La mort à l’Hôtel de la Régence

Le 9 décembre 1862, à deux heures du matin, Gaspard Cappone dit Marengo s’éteint dans sa chambre de l’Hôtel de la Régence, à Alger. Il a 75 ans. L’acte de décès N°887, dressé par la commune d’Alger, est signé par Jean-Baptiste Clément, directeur de l’hôpital de Douéra, qui se dit l’un de ses parents.

Il fut inhumé dans le petit cimetière de l’Abbaye Notre-Dame de Staouéli, monastère trappiste fondé en 1843, là même où Charles de Foucauld résidera quelques années plus tard. Sur son tombeau de marbre figuraient des grenadiers, des pièces sculptées, la frise et la cheminée en provenance de la Mairie de Douéra et protégé de quatre canons.

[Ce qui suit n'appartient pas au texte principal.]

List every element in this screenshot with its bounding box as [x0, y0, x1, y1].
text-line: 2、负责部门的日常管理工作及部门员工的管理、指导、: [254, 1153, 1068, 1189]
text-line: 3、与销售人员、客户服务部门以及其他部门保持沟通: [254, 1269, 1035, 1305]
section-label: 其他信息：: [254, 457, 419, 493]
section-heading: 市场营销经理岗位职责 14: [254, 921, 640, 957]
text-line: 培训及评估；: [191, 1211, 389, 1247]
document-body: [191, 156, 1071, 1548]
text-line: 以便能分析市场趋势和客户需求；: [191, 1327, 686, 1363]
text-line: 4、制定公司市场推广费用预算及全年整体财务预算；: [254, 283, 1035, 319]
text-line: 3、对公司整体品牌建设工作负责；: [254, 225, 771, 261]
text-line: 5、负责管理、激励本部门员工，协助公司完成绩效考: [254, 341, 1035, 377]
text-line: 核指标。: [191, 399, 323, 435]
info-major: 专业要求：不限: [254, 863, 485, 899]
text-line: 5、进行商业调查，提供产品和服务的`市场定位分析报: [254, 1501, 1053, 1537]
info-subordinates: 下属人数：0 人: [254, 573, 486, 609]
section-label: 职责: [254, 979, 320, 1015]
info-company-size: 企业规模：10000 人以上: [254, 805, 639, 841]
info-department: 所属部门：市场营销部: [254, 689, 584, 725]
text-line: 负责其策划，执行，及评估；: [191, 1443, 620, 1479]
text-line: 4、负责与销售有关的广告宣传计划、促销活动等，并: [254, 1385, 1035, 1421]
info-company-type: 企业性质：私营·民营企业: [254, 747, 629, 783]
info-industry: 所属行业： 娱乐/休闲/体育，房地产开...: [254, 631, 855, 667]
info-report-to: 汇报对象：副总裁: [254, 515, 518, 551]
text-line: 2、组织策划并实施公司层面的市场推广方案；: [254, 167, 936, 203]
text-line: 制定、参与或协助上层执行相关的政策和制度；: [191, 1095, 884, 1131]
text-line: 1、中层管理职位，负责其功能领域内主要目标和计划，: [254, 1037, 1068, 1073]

Sépulture du Colonel Marengo à Staouéli. Photographie prise en 1913, éditée en carte postale. Collection personnelle de l’auteur.

Une mémoire deux fois effacée

La colonne corinthienne du Jardin de Marengo existait encore en 1980, « bien mutilée », ses inscriptions effacées depuis l’Indépendance. Le tombeau de Staouéli, dans le cimetière d’une abbaye abandonnée depuis 1904, a peut-être disparu à son tour.

Pas de portrait. Pas de gravure. Pas de photographie. Juste quelques lettres de sa main, conservées aujourd’hui dans une collection privée — qui redonnent une voix à ce visage sans image. Et le nom d’un village que des centaines de familles pionnières ont fait vivre pendant plus d’un siècle.

(1) Le conseil de guerre fut présidé par le Général SCHAUENBURG (Maximilien Joseph – Général et Baron), né le 1er mai 1784 près de l’Église Saint-Étienne de Strasbourg, et mort à Paris le 19 septembre 1838, officier général français ayant participé aux grandes batailles Napoléoniennes et à la conquête de l’Algérie par la France.

Sources : Biographie du Colonel Marengo par Louis Loyer de la Mettrie (BNF) ; Geneanet (Jacques Villard) ; acte de décès N°887 (commune d’Alger, 9 décembre 1862) ; lettres autographes du Colonel Marengo, 19 août 1836 et 18 juillet 1855, collection privée E. Laude ; Feuillets d’El-Djezaïr, 1937 ; ANOM.